On Saturday, I went to visit someone in jail. It was a very interesting experience for me.
The jail is a very dismal and depressing place, but oh my, the people watching is PRIME!
We made the appointment to visit our prisoner at 5:30 pm. We were expected to be to the jail and checked in by 4:45. To check in, I had to show picture ID, and they took down my address and phone number. I guess they also do a mini background check on you, and later on, if they find a warrant, they'll arrest you. Our check in guard was nice. She kind of rolled her eyes at a couple kids doing a shrieking banshee act.
Next to the check in desk, there's a cashier's station. That's where you go to post bail, or deposit money into your prisoner's account for commissary. Almost nothing comes free in jail, but you can put in orders for things like top ramen, stamps, soap, shampoo, conditioner, colored pencils, etc. If you don't know anyone on the outside to put money into that account, I think you're out of luck.
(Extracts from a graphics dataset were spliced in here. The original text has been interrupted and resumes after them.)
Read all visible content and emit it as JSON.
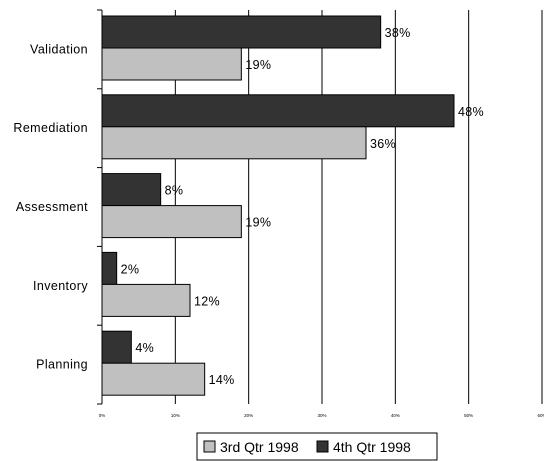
{
  "chart_data": {
    "type": "bar",
    "orientation": "horizontal",
    "categories": [
      "Validation",
      "Remediation",
      "Assessment",
      "Inventory",
      "Planning"
    ],
    "series": [
      {
        "name": "4th Qtr 1998",
        "color": "#333333",
        "values": [
          38,
          48,
          8,
          2,
          4
        ],
        "labels": [
          "38%",
          "48%",
          "8%",
          "2%",
          "4%"
        ]
      },
      {
        "name": "3rd Qtr 1998",
        "color": "#c0c0c0",
        "values": [
          19,
          36,
          19,
          12,
          14
        ],
        "labels": [
          "19%",
          "36%",
          "19%",
          "12%",
          "14%"
        ]
      }
    ],
    "xlim": [
      0,
      60
    ],
    "xticks": [
      0,
      10,
      20,
      30,
      40,
      50,
      60
    ],
    "xtick_labels": [
      "0%",
      "10%",
      "20%",
      "30%",
      "40%",
      "50%",
      "60%"
    ],
    "grid": true,
    "legend": {
      "position": "bottom",
      "entries": [
        "3rd Qtr 1998",
        "4th Qtr 1998"
      ]
    }
  }
}
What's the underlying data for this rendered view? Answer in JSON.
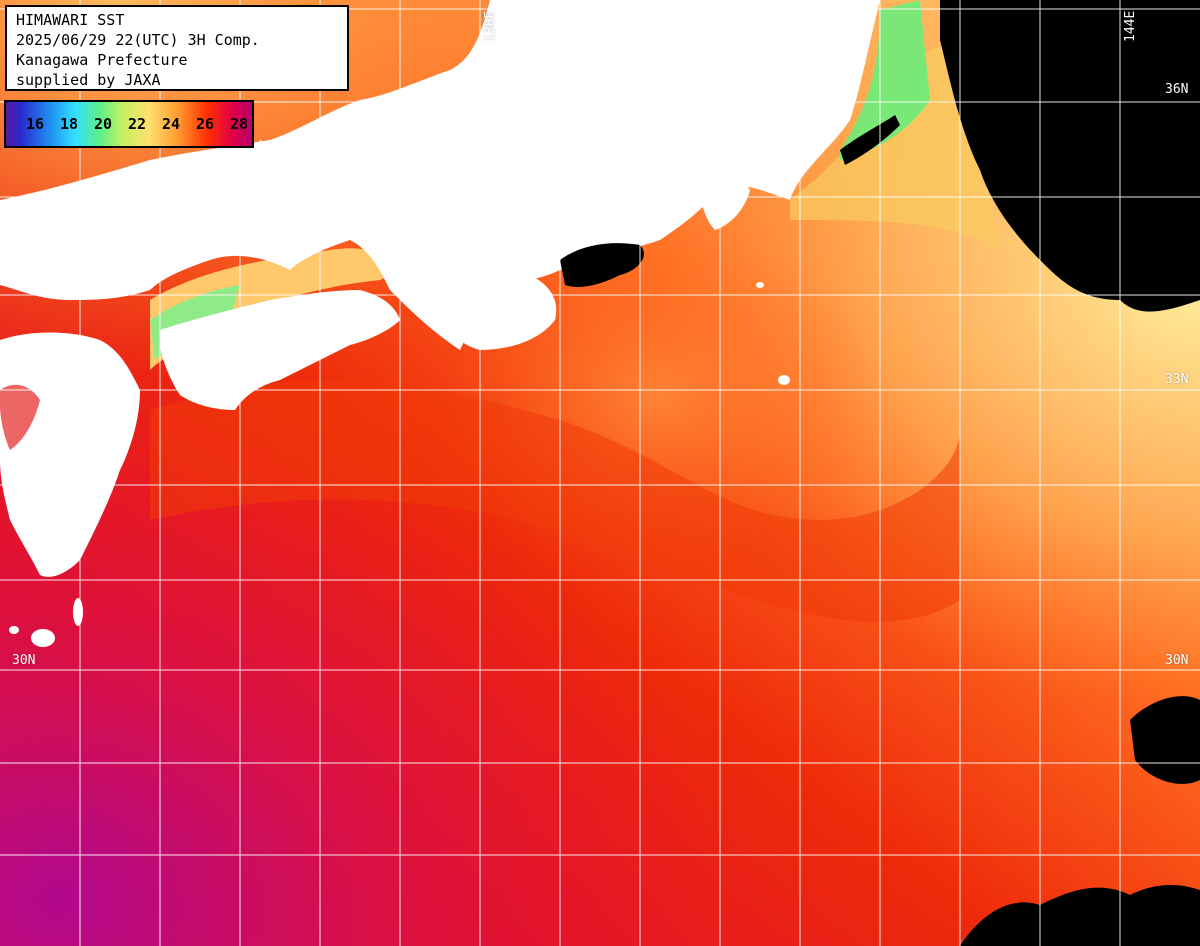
{
  "header": {
    "line1": "HIMAWARI SST",
    "line2": "2025/06/29 22(UTC) 3H Comp.",
    "line3": "Kanagawa Prefecture",
    "line4": "supplied by JAXA"
  },
  "legend": {
    "ticks": [
      "16",
      "18",
      "20",
      "22",
      "24",
      "26",
      "28"
    ]
  },
  "grid_labels": {
    "lon_136": "136E",
    "lon_144": "144E",
    "lat_36_right": "36N",
    "lat_33_right": "33N",
    "lat_30_left": "30N",
    "lat_30_right": "30N"
  },
  "colors": {
    "land": "#ffffff",
    "cloud": "#000000",
    "warm_south": "#e6103a",
    "kuroshio": "#f23a08",
    "north_sea": "#ff9a3a",
    "cool_coast": "#f6d46a",
    "cold_bay": "#6cec7a"
  }
}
Maybe you could manage to have an attorney do that for you?
After you check in, you sit down in the main waiting area and people watch for about 30 minutes. I was highly entertained by this, so the time flew by. They then call everyone up, and you exchange your photo ID for a key to a locker. You put all belongings in the locker. No keys (other than the locker key), papers, coins, phones, gang attire, or anything else is allowed back in the visiting area.
After putting our stuff in the lockers, we were herded to waiting room #2. We had to go through a metal detector that was super, super sensitive. The locker key and the button on my jeans set it off, so I had to have the wand swiped. They were extremely suspicious that I'd taken off my watch and set it on a table. The metal detector guards were the same ones who did the keys. A new guard came in, who initially came off as very, very dry, but she redeemed herself totally in my eyes. She spoke to us like we were three (and as I soon learned, this was necessary, given some of the people in the room). She insisted that we all be silent while she gave instructions, and that kids (yep, there were quite a few there to see mommy or daddy) not play with the noisy toys while they talked. Screaming banshee children ran around yelling and playing with toys while grandma looked on obliviously. Guard was really irritated (as was I), but surprisingly enough, screaming banshees weren't escorted out.
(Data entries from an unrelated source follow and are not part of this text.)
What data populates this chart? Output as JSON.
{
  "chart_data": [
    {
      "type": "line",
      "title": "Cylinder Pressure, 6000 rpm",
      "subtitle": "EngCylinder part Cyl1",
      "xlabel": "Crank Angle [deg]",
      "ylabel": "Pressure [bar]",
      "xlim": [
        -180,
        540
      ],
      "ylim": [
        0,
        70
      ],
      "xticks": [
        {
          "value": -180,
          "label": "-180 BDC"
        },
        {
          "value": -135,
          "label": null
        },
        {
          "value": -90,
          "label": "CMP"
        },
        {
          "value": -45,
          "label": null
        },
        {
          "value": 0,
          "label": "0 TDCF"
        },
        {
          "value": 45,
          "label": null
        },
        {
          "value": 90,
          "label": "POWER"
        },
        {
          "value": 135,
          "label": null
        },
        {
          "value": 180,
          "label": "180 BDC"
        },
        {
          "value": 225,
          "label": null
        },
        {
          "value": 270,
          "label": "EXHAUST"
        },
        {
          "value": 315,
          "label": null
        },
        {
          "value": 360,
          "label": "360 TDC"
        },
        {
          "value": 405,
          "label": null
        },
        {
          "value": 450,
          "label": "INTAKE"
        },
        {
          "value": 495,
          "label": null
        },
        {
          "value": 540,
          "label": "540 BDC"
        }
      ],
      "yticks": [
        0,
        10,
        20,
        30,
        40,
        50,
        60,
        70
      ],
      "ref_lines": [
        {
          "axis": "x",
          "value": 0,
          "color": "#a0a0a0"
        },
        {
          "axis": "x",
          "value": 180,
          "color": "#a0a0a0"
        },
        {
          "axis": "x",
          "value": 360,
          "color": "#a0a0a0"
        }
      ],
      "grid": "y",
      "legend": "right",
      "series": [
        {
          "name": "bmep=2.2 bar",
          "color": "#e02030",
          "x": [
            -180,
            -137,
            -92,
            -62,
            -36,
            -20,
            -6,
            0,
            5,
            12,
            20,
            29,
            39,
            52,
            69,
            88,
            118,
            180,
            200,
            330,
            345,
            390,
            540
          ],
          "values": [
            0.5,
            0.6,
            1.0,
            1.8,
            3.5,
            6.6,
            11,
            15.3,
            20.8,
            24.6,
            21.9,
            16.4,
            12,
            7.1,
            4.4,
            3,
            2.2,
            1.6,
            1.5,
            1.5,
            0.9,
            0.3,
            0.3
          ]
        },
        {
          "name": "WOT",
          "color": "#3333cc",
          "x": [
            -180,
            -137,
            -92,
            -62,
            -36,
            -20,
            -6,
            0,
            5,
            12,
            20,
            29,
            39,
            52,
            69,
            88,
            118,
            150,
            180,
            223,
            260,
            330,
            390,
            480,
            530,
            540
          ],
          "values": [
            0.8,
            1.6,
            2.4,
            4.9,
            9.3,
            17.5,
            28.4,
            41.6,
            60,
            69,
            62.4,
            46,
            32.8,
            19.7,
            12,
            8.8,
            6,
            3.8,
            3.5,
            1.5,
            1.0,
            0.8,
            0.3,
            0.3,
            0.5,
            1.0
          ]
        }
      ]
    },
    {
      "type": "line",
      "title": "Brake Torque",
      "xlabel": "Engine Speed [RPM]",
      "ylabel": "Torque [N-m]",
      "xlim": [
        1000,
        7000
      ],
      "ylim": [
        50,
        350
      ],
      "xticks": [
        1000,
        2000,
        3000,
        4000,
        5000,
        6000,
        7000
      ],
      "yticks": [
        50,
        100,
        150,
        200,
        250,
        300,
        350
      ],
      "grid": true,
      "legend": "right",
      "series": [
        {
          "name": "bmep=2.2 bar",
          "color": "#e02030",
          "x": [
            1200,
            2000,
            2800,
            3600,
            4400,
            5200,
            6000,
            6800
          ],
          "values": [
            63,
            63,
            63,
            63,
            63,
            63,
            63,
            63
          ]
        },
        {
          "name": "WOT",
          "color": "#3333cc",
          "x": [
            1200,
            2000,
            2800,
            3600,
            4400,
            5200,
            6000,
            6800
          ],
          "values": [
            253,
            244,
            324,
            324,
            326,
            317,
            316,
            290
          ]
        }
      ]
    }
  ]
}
We were given rules, which included such gems as "no talking to any prisoner but your own", "No gang signs", and "no flashing". A couple people looked baffled at that last one. She asked if everyone understood, and a couple people expressed confusion on the last one. So, she pantomimed lifting up her shirt and actually said, "Wheeeeeee!!!". I had a great laugh and decided I really liked that guard.
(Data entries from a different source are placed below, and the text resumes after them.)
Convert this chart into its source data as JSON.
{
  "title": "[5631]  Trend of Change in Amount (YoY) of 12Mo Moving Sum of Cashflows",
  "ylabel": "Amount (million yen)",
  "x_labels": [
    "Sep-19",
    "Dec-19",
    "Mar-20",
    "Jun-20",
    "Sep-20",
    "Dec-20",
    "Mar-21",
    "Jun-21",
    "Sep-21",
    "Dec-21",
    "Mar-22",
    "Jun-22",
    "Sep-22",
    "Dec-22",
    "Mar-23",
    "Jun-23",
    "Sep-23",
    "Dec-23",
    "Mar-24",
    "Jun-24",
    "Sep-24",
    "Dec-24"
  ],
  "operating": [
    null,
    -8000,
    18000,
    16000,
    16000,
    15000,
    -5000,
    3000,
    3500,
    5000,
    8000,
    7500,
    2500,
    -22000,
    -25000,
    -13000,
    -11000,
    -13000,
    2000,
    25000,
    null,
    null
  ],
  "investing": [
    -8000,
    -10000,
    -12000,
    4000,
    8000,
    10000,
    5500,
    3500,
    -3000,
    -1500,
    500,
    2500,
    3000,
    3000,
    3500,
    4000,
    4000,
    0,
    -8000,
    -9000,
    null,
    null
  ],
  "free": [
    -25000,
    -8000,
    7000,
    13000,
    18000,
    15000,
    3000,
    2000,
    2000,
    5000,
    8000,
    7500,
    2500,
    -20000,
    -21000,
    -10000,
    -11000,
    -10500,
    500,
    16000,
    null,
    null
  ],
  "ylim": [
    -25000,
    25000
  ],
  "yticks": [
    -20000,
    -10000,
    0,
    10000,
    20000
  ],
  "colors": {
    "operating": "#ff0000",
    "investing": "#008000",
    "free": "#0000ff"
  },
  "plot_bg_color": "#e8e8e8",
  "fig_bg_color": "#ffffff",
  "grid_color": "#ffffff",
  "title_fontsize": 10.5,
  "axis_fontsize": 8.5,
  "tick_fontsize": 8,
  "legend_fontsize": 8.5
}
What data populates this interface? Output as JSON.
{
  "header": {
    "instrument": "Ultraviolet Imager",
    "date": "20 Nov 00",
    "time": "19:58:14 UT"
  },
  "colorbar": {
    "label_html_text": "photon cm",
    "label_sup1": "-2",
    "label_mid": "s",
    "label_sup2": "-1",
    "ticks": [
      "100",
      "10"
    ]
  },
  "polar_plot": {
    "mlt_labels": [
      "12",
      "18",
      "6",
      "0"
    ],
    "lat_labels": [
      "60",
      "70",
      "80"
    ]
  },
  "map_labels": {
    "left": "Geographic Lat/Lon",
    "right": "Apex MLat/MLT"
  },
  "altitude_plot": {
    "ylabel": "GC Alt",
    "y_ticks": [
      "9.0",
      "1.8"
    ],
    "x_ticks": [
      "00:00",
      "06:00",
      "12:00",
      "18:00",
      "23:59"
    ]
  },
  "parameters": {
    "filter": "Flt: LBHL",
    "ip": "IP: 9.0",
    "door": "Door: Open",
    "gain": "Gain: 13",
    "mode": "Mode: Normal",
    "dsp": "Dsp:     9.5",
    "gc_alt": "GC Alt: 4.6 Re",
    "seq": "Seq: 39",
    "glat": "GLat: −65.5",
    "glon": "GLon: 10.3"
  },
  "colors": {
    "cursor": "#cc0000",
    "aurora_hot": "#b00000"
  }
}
She then read off the name of each prisoner. The visitors were supposed to raise their hands and say "here" when they heard their prisoner, and she would announce the visitation room. One guy obviously had a HUGE chip on his shoulder, and gave her this weird look and said, "Present". Whatever. However, he did capture Screaming Banshee Child #1, so I can't totally hate him.
We were then let go to walk down to the visiting areas. The hallway was painted very drab, no windows, all concrete. It was very depressing and somewhat claustrophobic. As we were walking down, my companions were muttering, "Please don't let us be in the same room as the kids, please please please please..." Well, the gods have a sense of humor, because guess who was in our room?
The visiting rooms are small, concrete rooms. There's a stool in the middle of each cubicle, and glass in the concrete so you can see your prisoner. There's metal mesh on the sides so you can theoretically hear them. Sound quality isn't that great under the best of circumstances, and you have to be within about 8" of the grates to hear anything. Add in banshees #1 and #2, and it was tough to hear much of anything. I tried to be patient, since they were there to see Mommy, but ARGH!!!!!
We actually got to the room right about 5:30 on the nose, and we got to visit til 6. At 6, a voice on the loudspeaker announced that visitation was over. On the prisoner side of the room, a metal door slid open, and they were expected to get up and leave.
It was very interesting, but I can imagine how horrific it is to be on the other side. It reaffirmed my decision to obey the laws, or at least make sure that if I ever do decide to do anything to put me in jail, to never get caught.